Operators of a remote, shuttered Maine nursing home hope a license extension will be just what the doctor ordered to give the struggling facility time to replace staff and reopen for business.

Without the extension, which was granted by the Centers for Medicare & Medicaid Services in late July, the license for the 38-bed, nonprofit Island Nursing Home in Deer Isle would have lost all value if not sold before its October 2022 expiration, according to published reports. The facility has now managed to retain its “temporarily closed” nursing home status and its license until October 2023.

The nursing home closed in 2021 due to a lack of nurses and has been working feverishly since then to replace workers and reopen. The facility used social media to announce it would close at the end of October after 40 years in business, as McKnight’s reported. The facility has blamed its inability to attract workers on its “remote location, Maine winters, and the lack of affordable housing near our facility.”

Dan Cashman, a facility spokesman, said a years-long nurse staff shortage in Maine was exacerbated at Island Nursing Home by a 2021 COVID outbreak in the facility in 2021. Then 23 workers resigned when a vaccine mandate was announced, leaving the facility with just two clinical staff. 

But the problems run deeper than COVID.

Maine estimates that healthcare facilities will be short 2,700 nurses over the next two and a half years, Cashman told McKnight’s. Two other state nursing homes — Country Manor Nursing Home in Coopers Mills, with 30 beds, and the 21-bed Somerset Rehabilitation and Living Center in Bingham — announced closure plans around the same time as Island. Meanwhile, Maine Veterans Homes in Machias and Caribou received additional state appropriations and play to remain open indefinitely, according to a spokeswoman.
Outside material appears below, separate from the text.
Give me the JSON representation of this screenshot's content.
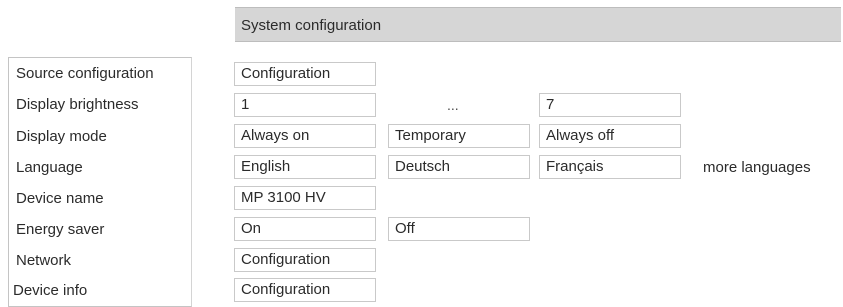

For now, Island Nursing Home’s plans to sell its bed licenses are still on the table.

Leon Weed, the president of Island Nursing Home’s board of directors, said he hopes the board will “move forward with more flexibility. The staffing issues for nursing facilities remain problematic not just in Maine but around the country.”
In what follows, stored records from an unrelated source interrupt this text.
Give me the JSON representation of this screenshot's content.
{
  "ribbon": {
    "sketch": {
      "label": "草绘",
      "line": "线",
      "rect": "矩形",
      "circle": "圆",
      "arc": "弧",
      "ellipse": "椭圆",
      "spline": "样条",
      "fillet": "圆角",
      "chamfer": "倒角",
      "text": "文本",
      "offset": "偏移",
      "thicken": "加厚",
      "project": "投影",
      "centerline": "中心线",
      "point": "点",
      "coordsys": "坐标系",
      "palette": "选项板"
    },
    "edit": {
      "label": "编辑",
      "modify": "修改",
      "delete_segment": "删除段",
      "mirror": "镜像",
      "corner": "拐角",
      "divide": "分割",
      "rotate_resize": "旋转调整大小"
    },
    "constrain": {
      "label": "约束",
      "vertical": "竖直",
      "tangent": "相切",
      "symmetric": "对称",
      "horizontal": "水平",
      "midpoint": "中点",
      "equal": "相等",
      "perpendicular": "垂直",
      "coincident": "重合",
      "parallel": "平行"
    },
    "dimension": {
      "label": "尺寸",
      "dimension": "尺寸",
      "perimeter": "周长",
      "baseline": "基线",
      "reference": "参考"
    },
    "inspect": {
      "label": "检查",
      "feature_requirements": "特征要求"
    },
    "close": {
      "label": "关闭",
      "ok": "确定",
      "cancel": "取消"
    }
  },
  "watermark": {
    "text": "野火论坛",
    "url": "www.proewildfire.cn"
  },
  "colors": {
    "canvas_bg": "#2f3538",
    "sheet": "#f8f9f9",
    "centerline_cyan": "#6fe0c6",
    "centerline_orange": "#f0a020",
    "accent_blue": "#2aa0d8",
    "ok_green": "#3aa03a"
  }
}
Stonington’s town manager, Kathleen Billings, has said she understands that businesses are having trouble finding staff, but hopes the home will use the extra time to develop a new plan or at least reopen on a smaller scale.

The prospect of losing the small nursing home has many townspeople worried. For one, the next closest skilled care facility is about an hour away from Deer Isle, an island that has an aging population.

Some townsfolk remain optimistic the nursing home will eventually reopen as an active skilled nursing facility, following a packed community meeting in late July.

Weed told observers that while “these issues are not going away,” he and others close to management have vowed to continue to do their best to find the best use for the facility.

Others in the town are taking a more reserved position.

“That takes the pressure off. The beds will still be worth something a year from now,” James Fisher, the Deer Isle town manager, told the Bangor News.

But Cashman told reporters solutions to solve the struggle to find enough nurses likely won’t disappear by the end of the extension. He added that while all options are on the table, the home is still pursuing a sale of its license. 

“It’s still a staffing issue,” Cashman told the newspaper. 

Editor’s note: This article has been updated to clarify that the veterans homes in Machias and Caribou will remain open indefinitely. An earlier version had indicated otherwise.